All this while, Smith and the king stood in the middle, guarded, as before is said; and after three dances they all departed. Smith they conducted to a long-house, where thirty or forty tall fellows did guard him; and ere long more bread and venison was brought him than would have served twenty men. I think his stomach at that time was not very good; what he left they put in baskets and tied over his head. About midnight they set the meat again before him, all this time not one of them would eat a bite with him, till the next morning they brought him as much more; and then did they eat all the old, and reserved the new as they had done the other, which made him think they would fat him to eat him. Yet in this desperate estate to defend him from the cold, one… brought him his gown, in requital of some beads and toys Smith had given him at his first arrival in Virginia.

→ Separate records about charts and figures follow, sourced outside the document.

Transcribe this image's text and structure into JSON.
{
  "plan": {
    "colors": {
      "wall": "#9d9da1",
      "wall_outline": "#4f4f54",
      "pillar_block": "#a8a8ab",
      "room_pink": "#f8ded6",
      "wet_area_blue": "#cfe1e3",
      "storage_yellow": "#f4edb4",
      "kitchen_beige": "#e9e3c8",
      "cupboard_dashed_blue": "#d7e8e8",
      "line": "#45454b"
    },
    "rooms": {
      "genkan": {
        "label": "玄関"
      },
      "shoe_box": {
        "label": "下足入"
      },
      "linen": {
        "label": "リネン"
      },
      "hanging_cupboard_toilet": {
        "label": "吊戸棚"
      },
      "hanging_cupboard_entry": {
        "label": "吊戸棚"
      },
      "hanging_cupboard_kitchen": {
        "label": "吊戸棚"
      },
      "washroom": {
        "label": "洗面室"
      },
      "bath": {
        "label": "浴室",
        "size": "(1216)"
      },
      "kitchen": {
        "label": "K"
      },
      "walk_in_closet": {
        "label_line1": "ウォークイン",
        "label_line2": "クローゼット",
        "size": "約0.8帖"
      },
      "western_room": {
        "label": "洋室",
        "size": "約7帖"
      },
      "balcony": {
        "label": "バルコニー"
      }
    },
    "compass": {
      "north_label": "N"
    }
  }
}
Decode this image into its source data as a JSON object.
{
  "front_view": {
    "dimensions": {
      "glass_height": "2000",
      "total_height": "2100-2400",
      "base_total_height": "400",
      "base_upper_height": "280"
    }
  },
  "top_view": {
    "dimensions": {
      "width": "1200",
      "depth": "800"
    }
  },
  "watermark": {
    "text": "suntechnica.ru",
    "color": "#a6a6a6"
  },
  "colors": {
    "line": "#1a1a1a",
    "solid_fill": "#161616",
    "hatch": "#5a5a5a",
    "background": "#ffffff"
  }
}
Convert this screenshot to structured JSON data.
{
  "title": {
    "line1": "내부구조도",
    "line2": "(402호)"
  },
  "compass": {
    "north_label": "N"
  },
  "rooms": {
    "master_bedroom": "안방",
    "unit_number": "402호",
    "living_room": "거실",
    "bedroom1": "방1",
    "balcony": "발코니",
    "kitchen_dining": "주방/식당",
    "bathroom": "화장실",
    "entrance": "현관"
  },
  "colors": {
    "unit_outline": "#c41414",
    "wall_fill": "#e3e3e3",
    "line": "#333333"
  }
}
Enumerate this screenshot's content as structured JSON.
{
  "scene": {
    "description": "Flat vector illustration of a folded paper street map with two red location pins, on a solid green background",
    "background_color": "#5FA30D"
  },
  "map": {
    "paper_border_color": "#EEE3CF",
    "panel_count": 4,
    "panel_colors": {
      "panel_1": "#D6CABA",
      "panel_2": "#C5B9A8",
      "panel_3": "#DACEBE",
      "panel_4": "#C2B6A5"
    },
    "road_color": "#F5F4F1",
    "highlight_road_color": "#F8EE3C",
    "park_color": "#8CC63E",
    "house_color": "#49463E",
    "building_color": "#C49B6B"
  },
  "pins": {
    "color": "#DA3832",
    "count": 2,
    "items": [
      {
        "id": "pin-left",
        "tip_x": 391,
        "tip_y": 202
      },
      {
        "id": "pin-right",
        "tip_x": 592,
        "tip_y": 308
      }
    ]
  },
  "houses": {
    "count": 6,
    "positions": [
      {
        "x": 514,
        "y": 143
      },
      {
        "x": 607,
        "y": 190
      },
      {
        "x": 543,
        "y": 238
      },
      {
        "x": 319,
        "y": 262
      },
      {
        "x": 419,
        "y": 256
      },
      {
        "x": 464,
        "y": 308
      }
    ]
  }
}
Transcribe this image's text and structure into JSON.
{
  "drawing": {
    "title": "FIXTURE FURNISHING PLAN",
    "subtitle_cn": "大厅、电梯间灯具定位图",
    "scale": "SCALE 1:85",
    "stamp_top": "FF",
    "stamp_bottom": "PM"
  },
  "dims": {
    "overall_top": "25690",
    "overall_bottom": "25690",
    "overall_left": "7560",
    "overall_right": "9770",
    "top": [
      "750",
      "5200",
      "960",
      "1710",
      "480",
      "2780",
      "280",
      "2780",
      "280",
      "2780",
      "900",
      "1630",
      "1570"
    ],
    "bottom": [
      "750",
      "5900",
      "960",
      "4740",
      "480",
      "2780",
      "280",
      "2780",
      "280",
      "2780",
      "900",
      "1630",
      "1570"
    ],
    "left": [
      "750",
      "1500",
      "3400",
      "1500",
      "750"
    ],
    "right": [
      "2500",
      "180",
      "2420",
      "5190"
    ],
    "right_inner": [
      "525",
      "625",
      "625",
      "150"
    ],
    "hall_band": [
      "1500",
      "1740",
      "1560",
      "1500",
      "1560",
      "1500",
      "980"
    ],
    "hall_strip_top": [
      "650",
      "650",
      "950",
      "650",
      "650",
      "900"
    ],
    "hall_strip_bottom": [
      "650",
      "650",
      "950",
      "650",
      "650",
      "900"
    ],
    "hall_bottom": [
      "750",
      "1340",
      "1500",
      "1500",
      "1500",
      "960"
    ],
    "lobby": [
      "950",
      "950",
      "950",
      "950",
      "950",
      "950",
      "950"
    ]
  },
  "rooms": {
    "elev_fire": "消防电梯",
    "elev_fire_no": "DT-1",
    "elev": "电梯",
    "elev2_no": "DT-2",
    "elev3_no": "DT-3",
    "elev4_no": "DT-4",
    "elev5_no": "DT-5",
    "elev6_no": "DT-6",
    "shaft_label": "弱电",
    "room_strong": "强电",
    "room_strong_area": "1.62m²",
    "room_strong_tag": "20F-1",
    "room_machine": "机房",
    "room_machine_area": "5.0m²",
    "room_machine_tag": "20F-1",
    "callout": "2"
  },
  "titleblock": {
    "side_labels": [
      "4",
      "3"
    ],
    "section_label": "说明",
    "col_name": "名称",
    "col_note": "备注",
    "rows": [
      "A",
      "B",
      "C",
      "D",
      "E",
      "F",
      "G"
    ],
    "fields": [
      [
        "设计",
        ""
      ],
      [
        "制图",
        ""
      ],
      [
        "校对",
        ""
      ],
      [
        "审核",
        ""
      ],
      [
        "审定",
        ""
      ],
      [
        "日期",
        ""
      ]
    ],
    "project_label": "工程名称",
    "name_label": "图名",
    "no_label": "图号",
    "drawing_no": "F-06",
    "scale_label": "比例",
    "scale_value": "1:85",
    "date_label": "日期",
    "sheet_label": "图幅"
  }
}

Links for more information:
Did Pocahontas save John Smith? A historian attempts an answer
Biography of Powhatan
Powhatan Confederacy
The Grasshopper and the Ant: a retelling of Aesop’s fable

Vocabulary for this post:
sack (third definition)
antipodes (second definition)

3 responses to this post.

  1. Posted by "African"_Blondie on August 21, 2008 at 10:07 pm

    “That’s a special kind of dumb.”
    ~Mrs. Scoopmire on the stupidity of those who failed to eat when there was a river with fish jumping out of it.

  2. And I stand behind that assessment!

    Your memory skills astonish….

  3. Posted by asaustin on September 8, 2009 at 6:47 pm

    Upon reading this for class on top of other material I was given, it comes to mind the settelers in Jamestown were very hypocritical in the way of Virginia Company wanted to establish a colony in the New World, but only truly advertised the New World to Gentalmen only. So when the colonists came none new how to farm or advace the colony in which they built. So when the winter came and they started dieing due to famine and dease, it was very much brought on by themselves. In retrospect when the Indians came to there rescue, they still did not learn to plan their own food, instead, they prefered to barter, steal, and kill for it.

    This in itself, hypocricay, we see happening repatedly throughought U.S. history from there.